Comprobaba constantemente la presencia de sus nuevos documentos en el bolsillo. Jean-Pierre Émile Roger Feuillet, ése era el nombre que le había asignado el hermano de Violette, en un pasaporte perfectamente falsificado. Incluidos los sellos de los aeropuertos de Roissy y Montreal que demostraban su viaje de ida. Buen trabajo. Si el hermano era tan capaz como la hermana, aquélla era una familia de expertos.
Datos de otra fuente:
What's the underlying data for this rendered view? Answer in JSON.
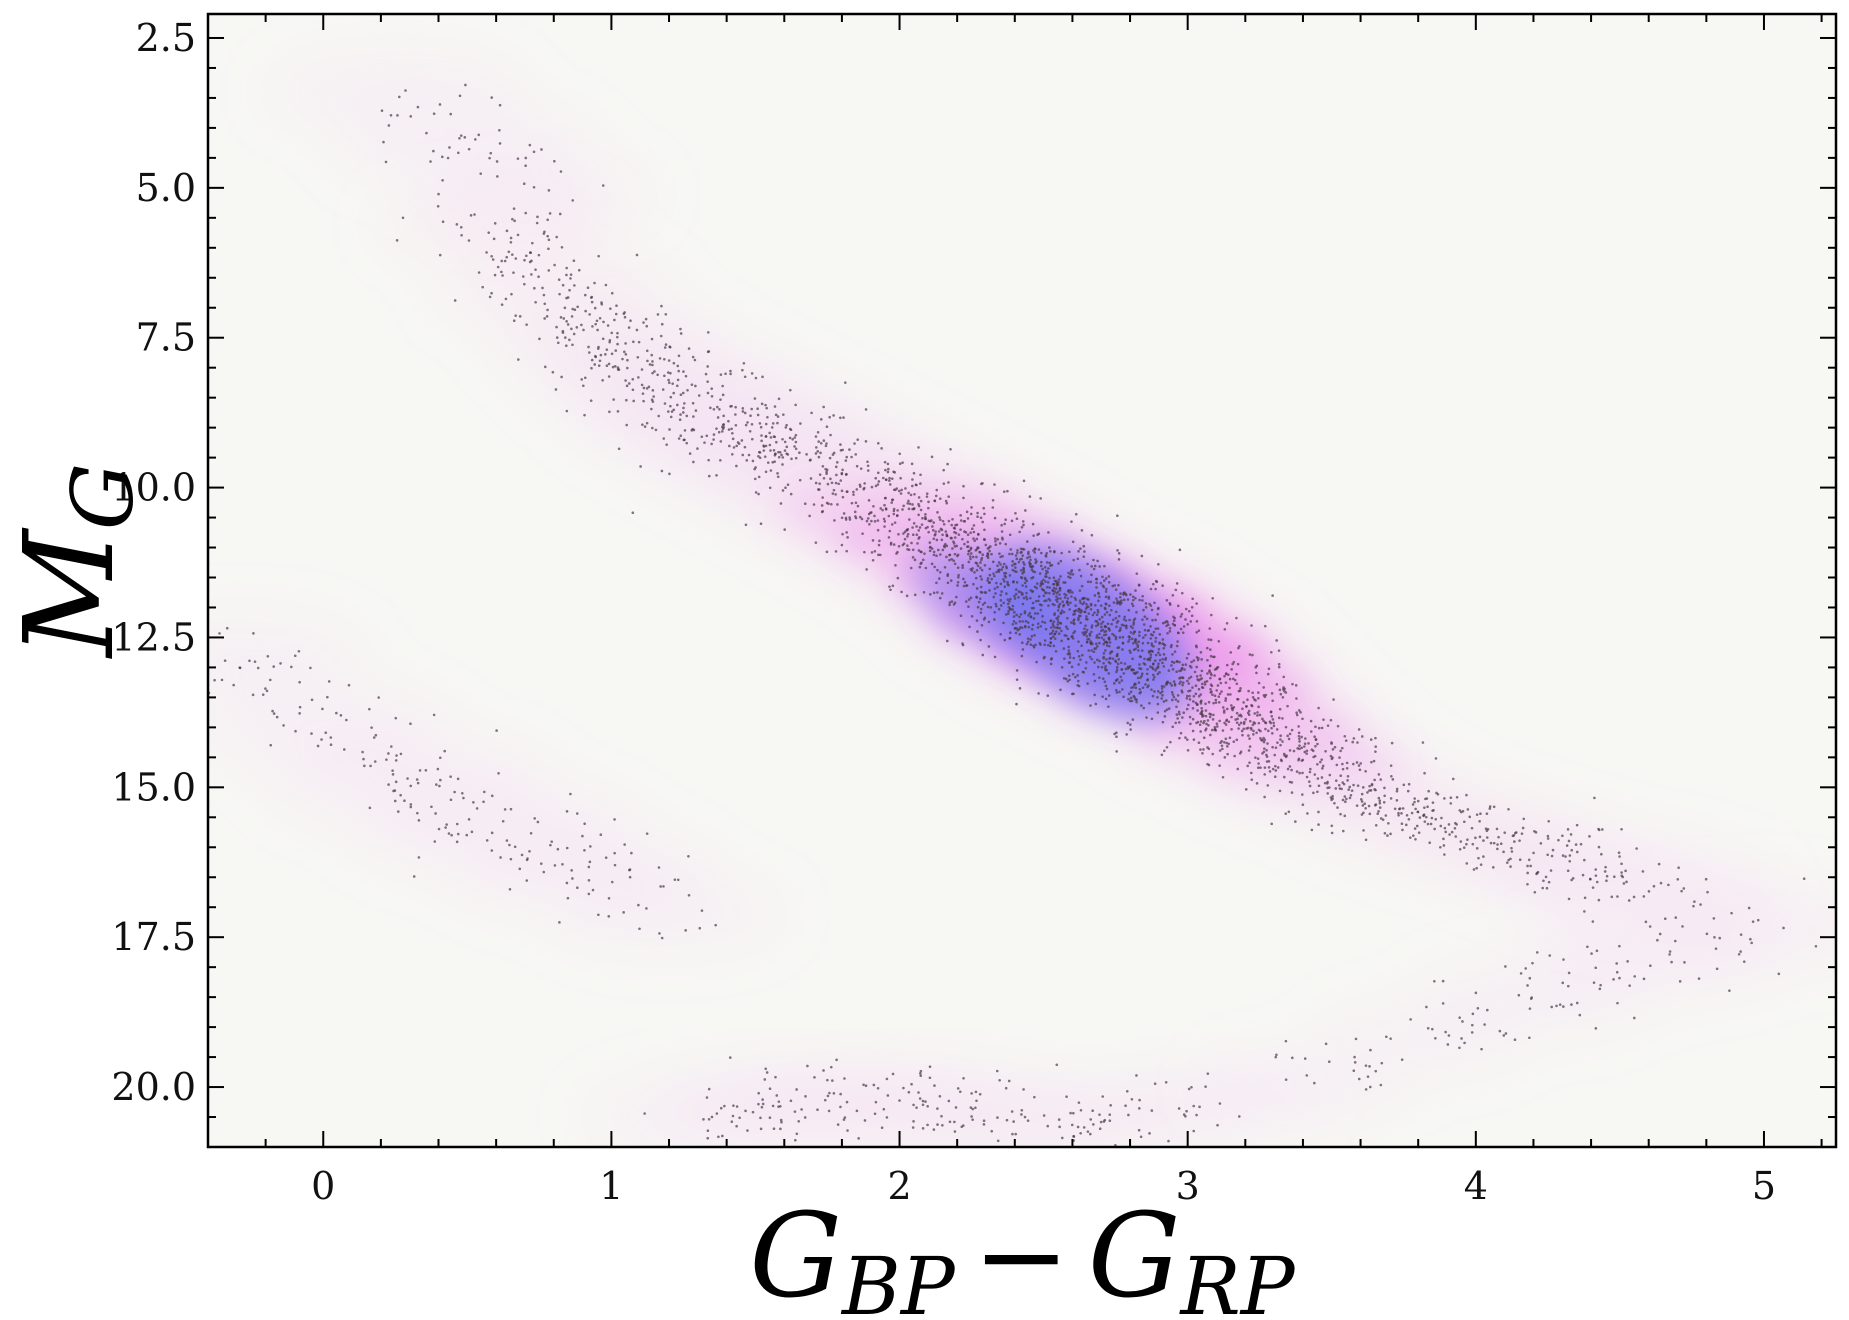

Su documentación auténtica se había quedado en casa de Basile, por si registraban el equipaje. Un tipo formidable el tal Basile, que no había dejado de proporcionarles la prensa de cada día. Los alarmantes artículos sobre el asesino fugado y su cómplice le habían divertido. Un tío atento, también. Para que Adamsberg no se sintiera demasiado solo, le acompañaba a menudo en sus caminatas por el pasillo. Excursionista y naturalista, comprendía que su prisionero «sufriera de impaciencia». Ambos charlaban, en sus idas y venidas, y tras una semana Adamsberg lo sabía casi todo sobre las historias de rubias de Basile y la geografía de Canadá, de Vancouver a Gaspesie. Sin embargo, Basile nunca había oído hablar del pez con púas del lago Pink, y se prometió visitar al animal. Lo mismo que la catedral de Estrasburgo, «Si algún día atraviesas la pequeña Francia», había añadido Adamsberg.
Pasó los controles procurando dejar en blanco su cabeza, como hubiera hecho Jean-Pierre Émile Roger Feuillet dirigiéndose a París para distribuir su jarabe de arce. Y, curiosamente, aquella facultad de quedarse en blanco que tan natural le resultaba, demasiado espontánea incluso en tiempos normales, le pareció entonces especialmente difícil de lograr. Él, que se abstraía por cualquier cosa, que se perdía retazos enteros de conversación, que daba paladas a las nubes hasta no saber qué hacer, se encontró jadeando y con los pensamientos hormigueando mientras pasaba los controles del aeropuerto.